Coastal Polynya Variability and Marine-Terminating Glacier Change
This is a newly-funded NSF project working with collaborators Gordon Zhang (WHOI) and Helene Seroussi (Dartmouth). We'd like to understand the variability of Antarctic ice shelf and marine-terminating glacier melt rates with a particular focus on the effects of coastal polynyas (areas of open water amidst sea ice) and how they modify the local oceanographic environment.
To date the relationship between polynyas and ice shelf melt has not been characterized on Antarctic-wide scales. We are going to test four main hypotheses: 1) Variations of coastal polynya extent are correlated with those of the ice shelf melt rates, and this correlation varies around Antarctica; 2) Polynya extent modulates a feedback between ice shelf melt and accretion regimes through stratification of local waters; 3) Polynya extent together with seafloor bathymetry regulate the volume of warm offshore waters that reach ice margins; and 4) The strength of the feedback between polynya and glacier ice varies with geographic setting and influences the long-term stability of the glacial system.
Observational data, (e.g., ice-penetrating radar, radar and laser altimetry, in situ hydrographic data, and derived data sets from the Estimating the Climate and Circulation of the Ocean (ECCO) project and BedMachine Antarctica), will be used in conjunction with ocean (MITgcm) and ice sheet (ISSM) models to reveal underlying dynamics. The models will be coupled, enabling new capabilities focused on ice and ocean co-evolution over time to examine and understand the interaction between polynya circulation and ice shelves in different dynamical regimes.
Our work is complementary/synergistic with several ongoing projects in the area of polynya and ice shelf-ocean interactions, but also differentiates itself in that our research focuses on the spatial variation of polynya-ice shelf two-way interaction on the pan-Antarctic scale rather than solely investigating one location or one component (e.g., ocean or ice). While it has been suggested that specific polynyas have an effect on the neighboring ice sheet, anticipated results from this work will demonstrate whether or not changes in the margins of the Antarctic Ice Sheet can be statistically tied to the surface observable quantity of sea ice extent and polynya size, and how strong and spatially variable that correlation might be around the Antarctic coast over time.

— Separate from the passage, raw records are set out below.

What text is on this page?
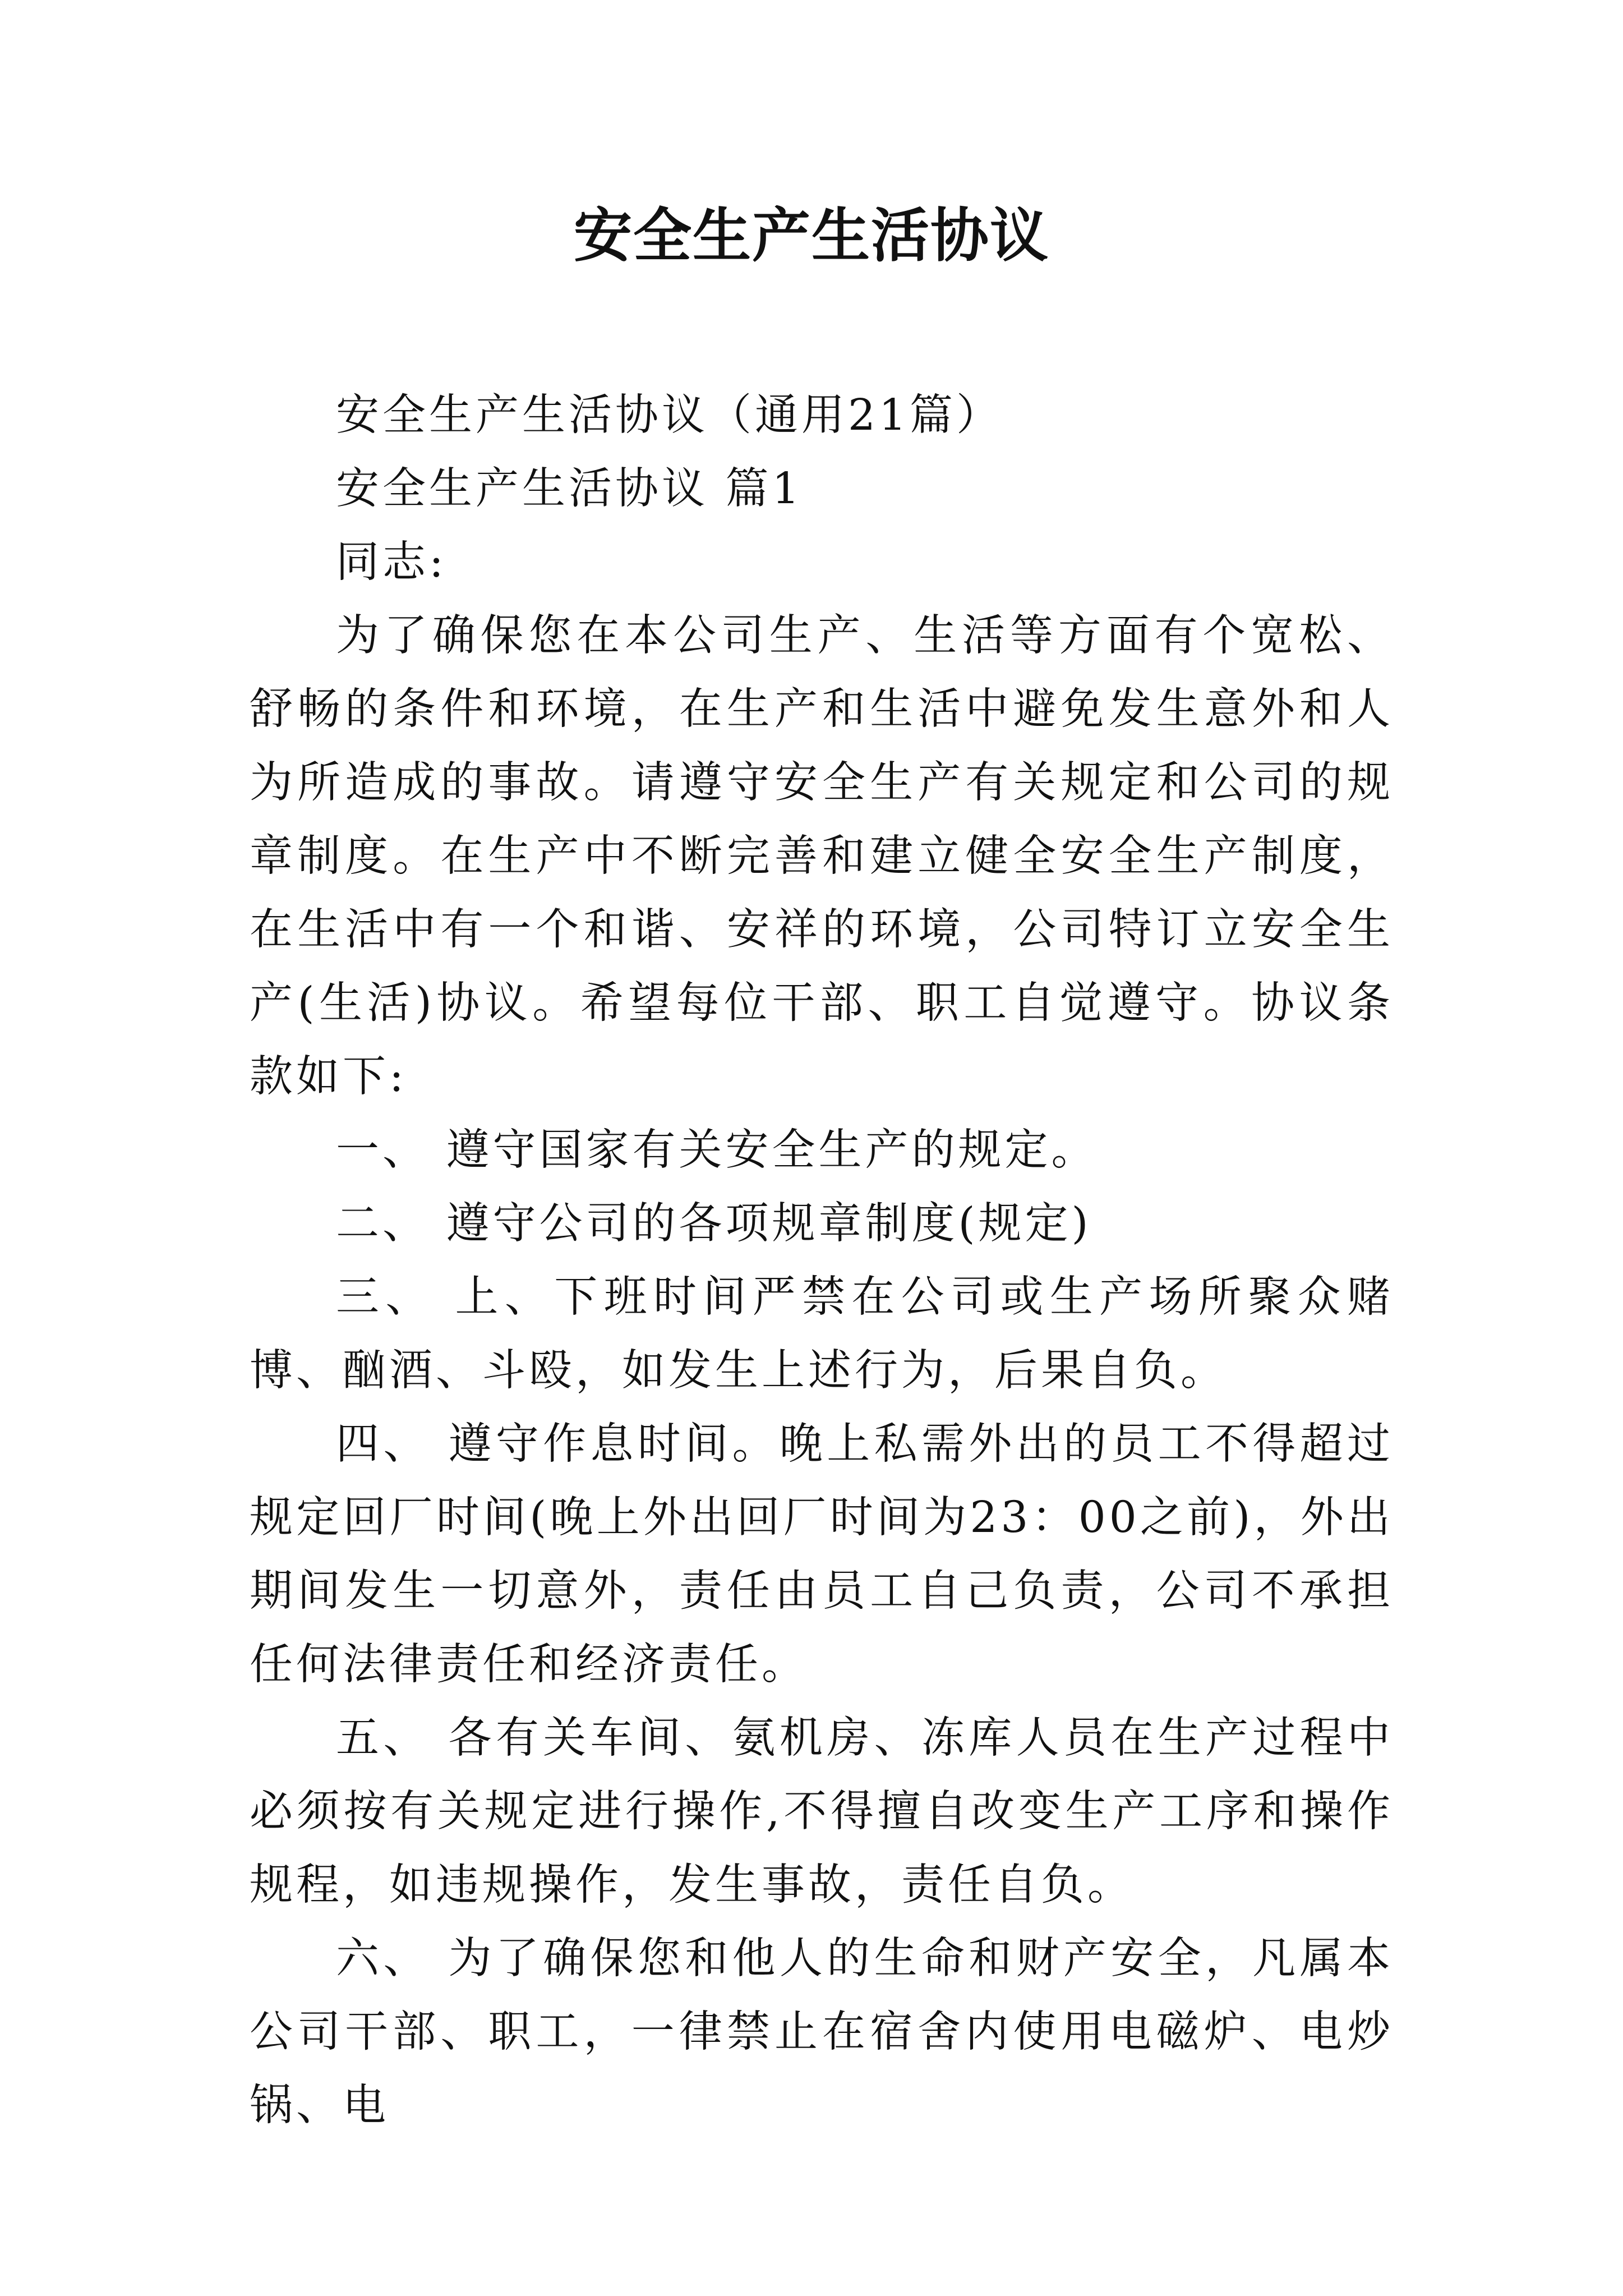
安全生产生活协议

安全生产生活协议（通用21篇）

安全生产生活协议 篇1

同志:

为了确保您在本公司生产、生活等方面有个宽松、舒畅的条件和环境，在生产和生活中避免发生意外和人为所造成的事故。请遵守安全生产有关规定和公司的规章制度。在生产中不断完善和建立健全安全生产制度，在生活中有一个和谐、安祥的环境，公司特订立安全生产(生活)协议。希望每位干部、职工自觉遵守。协议条款如下:

一、 遵守国家有关安全生产的规定。

二、 遵守公司的各项规章制度(规定)

三、 上、下班时间严禁在公司或生产场所聚众赌博、酗酒、斗殴，如发生上述行为，后果自负。

四、 遵守作息时间。晚上私需外出的员工不得超过规定回厂时间(晚上外出回厂时间为23：00之前)，外出期间发生一切意外，责任由员工自己负责，公司不承担任何法律责任和经济责任。

五、 各有关车间、氨机房、冻库人员在生产过程中必须按有关规定进行操作,不得擅自改变生产工序和操作规程，如违规操作，发生事故，责任自负。

六、 为了确保您和他人的生命和财产安全，凡属本公司干部、职工，一律禁止在宿舍内使用电磁炉、电炒锅、电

Observations in conjunction with a newly coupled modeling approach will demonstrate how basal melt rate varies with not only the ocean water temperature but also the ocean stratification. This in turn will enable determination of whether dense saline water (DSW) formation not only drives local ocean overturning, but also physically blocks offshore warm water access to the ice shelf cavity. The paired modeling approach, validated against observations, will enable quantification of the influence of the ice shelf geometry (and its variations) on polynya activity around Antarctica. This will also allow us to determine whether there is a quantifiable stability criterion in the balance of i) sea ice structural support and ii) melt-induced thinning (or accretion-induced thickening) in the modulation of ice shelf calving.